The last couple of years have seen a dramatic rise in the number and quality of malware-as-a-service and hacking-as-a-service providers, with many of them advertising their services on the Web. And while law enforcement officials are well aware of the problem, they’re not having much luck in finding or prosecuting the criminals behind the schemes.
One of the more prevalent of these services is one that offers customers an email hacking service. For a small fee, hackers will compromise a victim’s email account and hand over the password to the paying customer. As The Washington Post reports, finding the hackers who are providing the service is often an exercise in futility.
Federal law prohibits hacking into e-mail, but without further illegal activity, it’s only a misdemeanor, noted Orin Kerr, a law professor at George Washington University and a former trial attorney in the Justice Department’s computer crime section.
“The feds usually don’t have the resources to investigate and prosecute misdemeanors,” Kerr said. “And part of the reason is that normally it’s hard to know when an account has been compromised, because e-mail snooping doesn’t leave a trace.”

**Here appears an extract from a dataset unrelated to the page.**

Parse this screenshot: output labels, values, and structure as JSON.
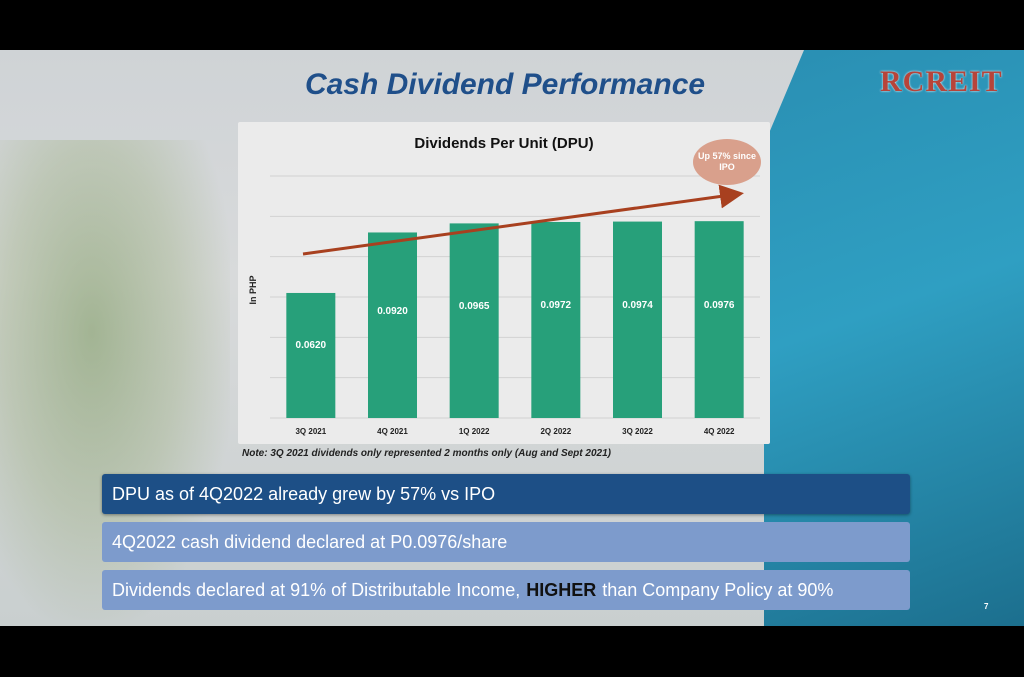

This is the same problem that has been facing the law enforcement and prosecutors for decades. Even in cases in which police can identify the actors involved in an attack, gathering enough evidence for a successful prosecution can be a major challenge. These kinds of services are on the rise for good reason: the ease of setting them up and of hacking email accounts. Those two factors haven’t changed over the years and are unlikely to change anytime soon.